Boundary Walls, Greenock Elim Church, Kelly Street, Greenock
- WRENN ID
- ruined-granite-river
- Grade
- B
- Local Planning Authority
- Inverclyde
- Country
- Scotland
- Date first listed
- 13 May 1971
- Source
- Historic Environment Scotland listing
Description
Greenbank Elim Church, located on Kelly Street, Greenock, was built in 1882 as a United Presbyterian Church, designed by the architect Hippolyte Jean Blanc. The church is in the Early Pointed Gothic revival style and stands on a corner site. It is cruciform in plan, featuring two transepts, and has a prominent, four-stage saddleback tower—a tower with a pitched roof—located at the southeast corner. The building is constructed with squared, rock-faced rubble, with ashlar margins, set-back buttresses, a deep base course, and hoodmoulds above the windows. The window openings, for both the church and tower, are mostly shallow pointed. The gables of the nave and transepts are lit by three lancet windows.

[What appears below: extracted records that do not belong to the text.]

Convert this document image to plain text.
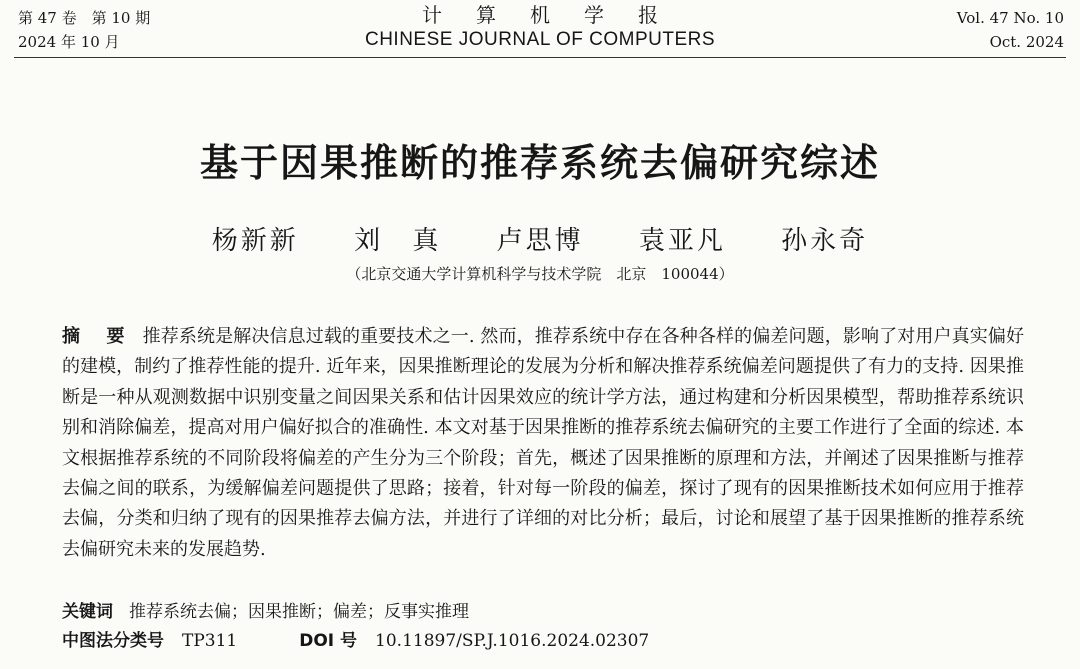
第 47 卷　第 10 期
2024 年 10 月
计算机学报
CHINESE JOURNAL OF COMPUTERS
Vol. 47 No. 10
Oct. 2024
基于因果推断的推荐系统去偏研究综述
杨新新 刘 真 卢思博 袁亚凡 孙永奇
（北京交通大学计算机科学与技术学院　北京　100044）
摘 要 推荐系统是解决信息过载的重要技术之一. 然而，推荐系统中存在各种各样的偏差问题，影响了对用户真实偏好的建模，制约了推荐性能的提升. 近年来，因果推断理论的发展为分析和解决推荐系统偏差问题提供了有力的支持. 因果推断是一种从观测数据中识别变量之间因果关系和估计因果效应的统计学方法，通过构建和分析因果模型，帮助推荐系统识别和消除偏差，提高对用户偏好拟合的准确性. 本文对基于因果推断的推荐系统去偏研究的主要工作进行了全面的综述. 本文根据推荐系统的不同阶段将偏差的产生分为三个阶段；首先，概述了因果推断的原理和方法，并阐述了因果推断与推荐去偏之间的联系，为缓解偏差问题提供了思路；接着，针对每一阶段的偏差，探讨了现有的因果推断技术如何应用于推荐去偏，分类和归纳了现有的因果推荐去偏方法，并进行了详细的对比分析；最后，讨论和展望了基于因果推断的推荐系统去偏研究未来的发展趋势.
关键词 推荐系统去偏；因果推断；偏差；反事实推理
中图法分类号 TP311	DOI 号 10.11897/SP.J.1016.2024.02307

The principal elevation, facing southeast onto Kelly Street, has a central gabled section with four small lancet windows in the lower part, three larger lancets above, a roundel above the lancets, and a Celtic cross at the apex. To the right of this section, stairs lead to a two-leaf, timber-panelled entrance door set within a deep, pointed-arch doorway at the ground stage of the tower. The tower has narrow lancet windows on the upper storeys and bipartite windows—windows divided into two parts by a central column—on two faces of the top storey. To the southwest of this elevation is a lower, single-storey, round-ended room with a timber entrance door and small, narrow lancet windows. Further to the southwest, and set back from the road, is a canted, two-storey section with a hexagonal roof.

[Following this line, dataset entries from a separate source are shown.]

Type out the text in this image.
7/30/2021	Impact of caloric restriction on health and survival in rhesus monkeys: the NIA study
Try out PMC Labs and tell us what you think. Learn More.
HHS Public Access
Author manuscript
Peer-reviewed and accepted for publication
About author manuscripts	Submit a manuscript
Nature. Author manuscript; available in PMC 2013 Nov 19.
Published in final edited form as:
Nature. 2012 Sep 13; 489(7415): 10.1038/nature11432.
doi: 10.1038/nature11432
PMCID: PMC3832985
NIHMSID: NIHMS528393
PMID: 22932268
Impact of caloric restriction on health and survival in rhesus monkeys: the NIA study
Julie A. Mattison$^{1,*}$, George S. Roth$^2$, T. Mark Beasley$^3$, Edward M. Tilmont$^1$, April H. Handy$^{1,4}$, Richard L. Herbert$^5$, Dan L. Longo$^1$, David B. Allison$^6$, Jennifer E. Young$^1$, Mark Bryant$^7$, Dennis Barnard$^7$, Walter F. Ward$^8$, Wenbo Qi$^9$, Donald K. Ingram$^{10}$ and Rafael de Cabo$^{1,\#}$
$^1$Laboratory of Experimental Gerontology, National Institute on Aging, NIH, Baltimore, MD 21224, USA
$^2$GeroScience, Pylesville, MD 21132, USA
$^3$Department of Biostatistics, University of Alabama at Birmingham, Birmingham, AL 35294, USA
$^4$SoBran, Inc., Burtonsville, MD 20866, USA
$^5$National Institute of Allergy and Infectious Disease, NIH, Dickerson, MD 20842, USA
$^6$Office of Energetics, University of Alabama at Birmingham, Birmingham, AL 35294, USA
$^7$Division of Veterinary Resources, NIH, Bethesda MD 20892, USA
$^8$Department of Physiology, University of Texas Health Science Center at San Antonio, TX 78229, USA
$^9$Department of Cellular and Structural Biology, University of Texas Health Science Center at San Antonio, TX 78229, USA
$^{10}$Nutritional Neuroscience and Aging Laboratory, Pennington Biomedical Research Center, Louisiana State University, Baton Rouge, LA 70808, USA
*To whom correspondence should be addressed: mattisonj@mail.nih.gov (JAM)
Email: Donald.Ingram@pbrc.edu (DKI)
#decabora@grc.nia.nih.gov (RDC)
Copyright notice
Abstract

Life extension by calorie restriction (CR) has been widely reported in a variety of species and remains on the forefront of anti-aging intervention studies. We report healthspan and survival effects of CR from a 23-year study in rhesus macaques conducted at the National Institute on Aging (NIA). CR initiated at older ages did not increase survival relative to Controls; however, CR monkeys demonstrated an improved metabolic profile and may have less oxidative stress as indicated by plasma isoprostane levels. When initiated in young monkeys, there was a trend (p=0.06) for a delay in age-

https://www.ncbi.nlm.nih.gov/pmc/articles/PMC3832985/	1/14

The windows are primarily of small pane fixed glass, and the roof is covered with grey slates and some red ridge tiling.
The interior, viewed in 2016, has been modified to create a worship space with no pews, communion table, or pulpit. The original rubble walling is exposed. A distinctive timber trefoil barrel vaulted roof is present. Several sections have been enclosed to create more room space, including the former gallery, parts of the transepts, and an area beneath the gallery. The main nave has two narrow, five-bay aisles, with bays visually separated by pointed arches supported on stone piers with octagonal capitals.

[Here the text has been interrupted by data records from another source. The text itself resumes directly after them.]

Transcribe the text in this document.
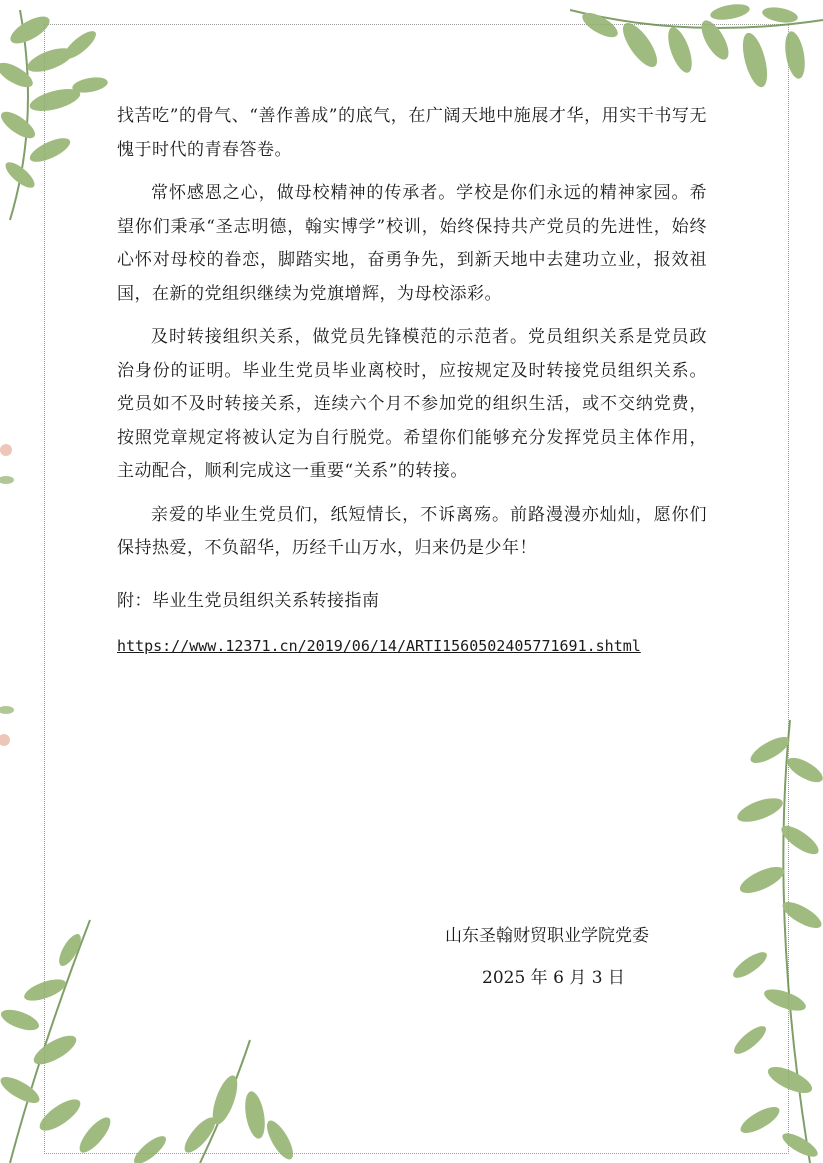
找苦吃”的骨气、“善作善成”的底气，在广阔天地中施展才华，用实干书写无愧于时代的青春答卷。

常怀感恩之心，做母校精神的传承者。学校是你们永远的精神家园。希望你们秉承“圣志明德，翰实博学”校训，始终保持共产党员的先进性，始终心怀对母校的眷恋，脚踏实地，奋勇争先，到新天地中去建功立业，报效祖国，在新的党组织继续为党旗增辉，为母校添彩。

及时转接组织关系，做党员先锋模范的示范者。党员组织关系是党员政治身份的证明。毕业生党员毕业离校时，应按规定及时转接党员组织关系。党员如不及时转接关系，连续六个月不参加党的组织生活，或不交纳党费，按照党章规定将被认定为自行脱党。希望你们能够充分发挥党员主体作用，主动配合，顺利完成这一重要“关系”的转接。

亲爱的毕业生党员们，纸短情长，不诉离殇。前路漫漫亦灿灿，愿你们保持热爱，不负韶华，历经千山万水，归来仍是少年！

附：毕业生党员组织关系转接指南

https://www.12371.cn/2019/06/14/ARTI1560502405771691.shtml
山东圣翰财贸职业学院党委
2025 年 6 月 3 日
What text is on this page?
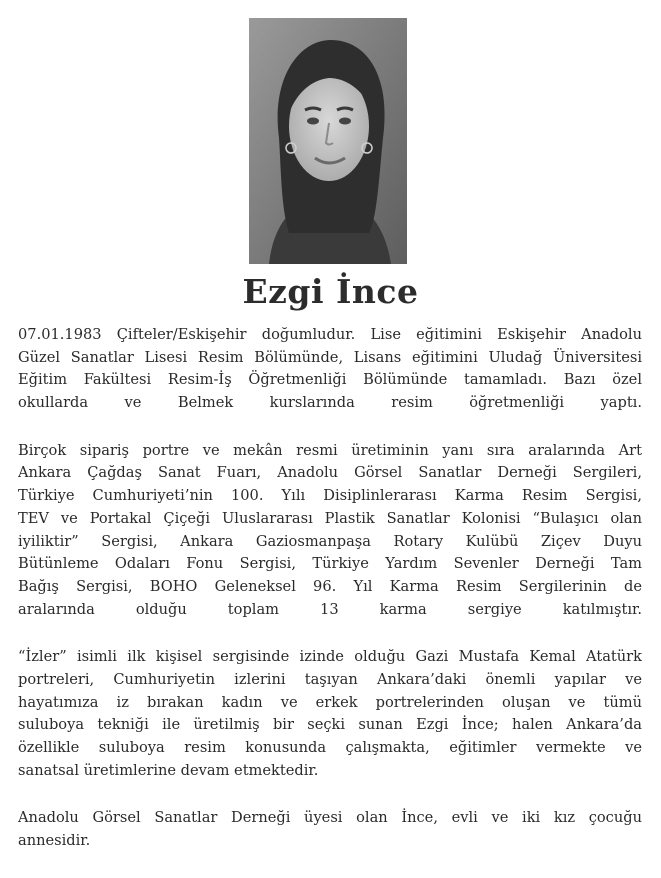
Ezgi İnce
07.01.1983 Çifteler/Eskişehir doğumludur. Lise eğitimini Eskişehir Anadolu
Güzel Sanatlar Lisesi Resim Bölümünde, Lisans eğitimini Uludağ Üniversitesi
Eğitim Fakültesi Resim-İş Öğretmenliği Bölümünde tamamladı. Bazı özel
okullarda ve Belmek kurslarında resim öğretmenliği yaptı.
Birçok sipariş portre ve mekân resmi üretiminin yanı sıra aralarında Art
Ankara Çağdaş Sanat Fuarı, Anadolu Görsel Sanatlar Derneği Sergileri,
Türkiye Cumhuriyeti’nin 100. Yılı Disiplinlerarası Karma Resim Sergisi,
TEV ve Portakal Çiçeği Uluslararası Plastik Sanatlar Kolonisi “Bulaşıcı olan
iyiliktir” Sergisi, Ankara Gaziosmanpaşa Rotary Kulübü Ziçev Duyu
Bütünleme Odaları Fonu Sergisi, Türkiye Yardım Sevenler Derneği Tam
Bağış Sergisi, BOHO Geleneksel 96. Yıl Karma Resim Sergilerinin de
aralarında olduğu toplam 13 karma sergiye katılmıştır.
“İzler” isimli ilk kişisel sergisinde izinde olduğu Gazi Mustafa Kemal Atatürk
portreleri, Cumhuriyetin izlerini taşıyan Ankara’daki önemli yapılar ve
hayatımıza iz bırakan kadın ve erkek portrelerinden oluşan ve tümü
suluboya tekniği ile üretilmiş bir seçki sunan Ezgi İnce; halen Ankara’da
özellikle suluboya resim konusunda çalışmakta, eğitimler vermekte ve
sanatsal üretimlerine devam etmektedir.
Anadolu Görsel Sanatlar Derneği üyesi olan İnce, evli ve iki kız çocuğu
annesidir.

A church hall, added in 1933, sits to the rear of the canted section to the southwest of the church. The hall was designed by the local architect Alexander Stewart McGregor and is constructed with squared rubble and a grey slate roof. The hall’s interior features a dark timber ceiling with rooflights.
A low boundary wall, with saddleback coping, is present to the southeast and northeast.